With even our sanctioned mass culture becoming ever more violent and extreme, what is left to do that will shock and horrify and thereby proclaim I'm-Specialness? If you go to work like a good boy, you are labeled boring. But how far does the good boy need to go to shake off the aura off Corporate Ken and achieve the status of bad?
(We Need to Talk About Kevin, a fictional tale of school violence, also touches on the idea that eventually, even school shootings can become ho-hum.)
If we are so exposed to I'm Special stories that we have no other way to find meaning and to frame our lives, it is inevitable that we will look for the things that characterize a good story to also characterize our personal narratives. Just like everyone else, we are compelled to find the element in our lives that will make us stand out. For an increasing number of people, that storytelling is not just an internalized act, but also a deliberate, public one. That's where the blog comes in. (What discussion of current sociological trends would be complete without blogs?)
Niedzviecki notes that online journals reflect:
Our desire to be noted (or at least footnoted) in the electronic mass community. In a culture where it is common to obsess over other people's problems as a kind of entertainment—from the trials of the stars as chronicled in People and Star Weekly to the agonies of boy-toy doctors on the boob tube—it really isn't much of a stretch for someone to decide, "Well, my problems can be entertaining, too." And though there's a problem of access to the airwaves of radio and television, no one has yet figured out how to keep us from chipping away at the entertainment monoculture via the net.
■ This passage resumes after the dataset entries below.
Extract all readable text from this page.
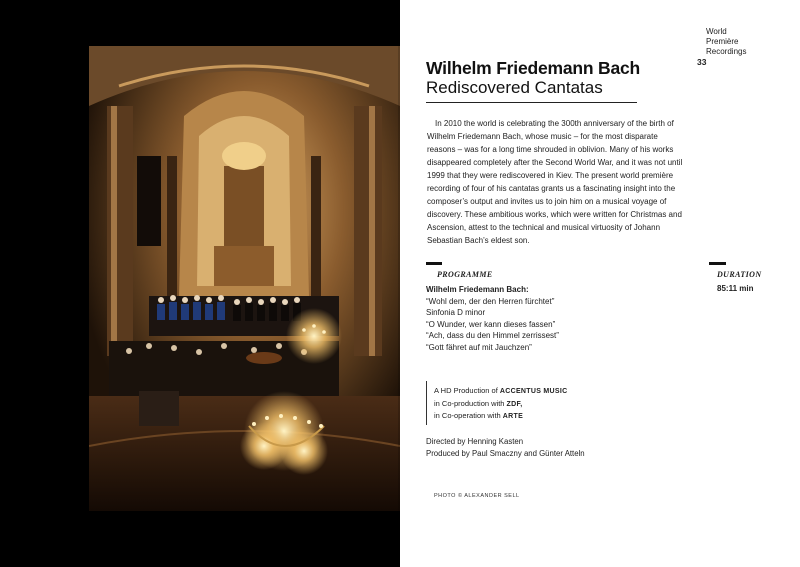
World
Première
Recordings
33
Wilhelm Friedemann Bach
Rediscovered Cantatas
In 2010 the world is celebrating the 300th anniversary of the birth of Wilhelm Friedemann Bach, whose music – for the most disparate reasons – was for a long time shrouded in oblivion. Many of his works disappeared completely after the Second World War, and it was not until 1999 that they were rediscovered in Kiev. The present world première recording of four of his cantatas grants us a fascinating insight into the composer’s output and invites us to join him on a musical voyage of discovery. These ambitious works, which were written for Christmas and Ascension, attest to the technical and musical virtuosity of Johann Sebastian Bach’s eldest son.
PROGRAMME	DURATION
Wilhelm Friedemann Bach:
“Wohl dem, der den Herren fürchtet”
Sinfonia D minor
“O Wunder, wer kann dieses fassen”
“Ach, dass du den Himmel zerrissest”
“Gott fähret auf mit Jauchzen”
85:11 min
A HD Production of ACCENTUS MUSIC
in Co-production with ZDF,
in Co-operation with ARTE
Directed by Henning Kasten
Produced by Paul Smaczny and Günter Atteln
PHOTO © ALEXANDER SELL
To Niedzviecki, blogs are a subversive way for individuals to seize a tiny patch of media estate to declare their own specialness. Bloggers, do you feel ready for your non-conformist birthday cards? In addition to blogging, Niedzviecki cites other instances where individuals try to recreate popular culture for themselves; backyard wrestling and Elvis impersonators are two meme that appear throughout the book. Blogging is a little different, though, because it doesn't just appropriate a piece of pop culture for home use but rather allows the blogger to appropriate a bit of media and brand themselves however they see fit.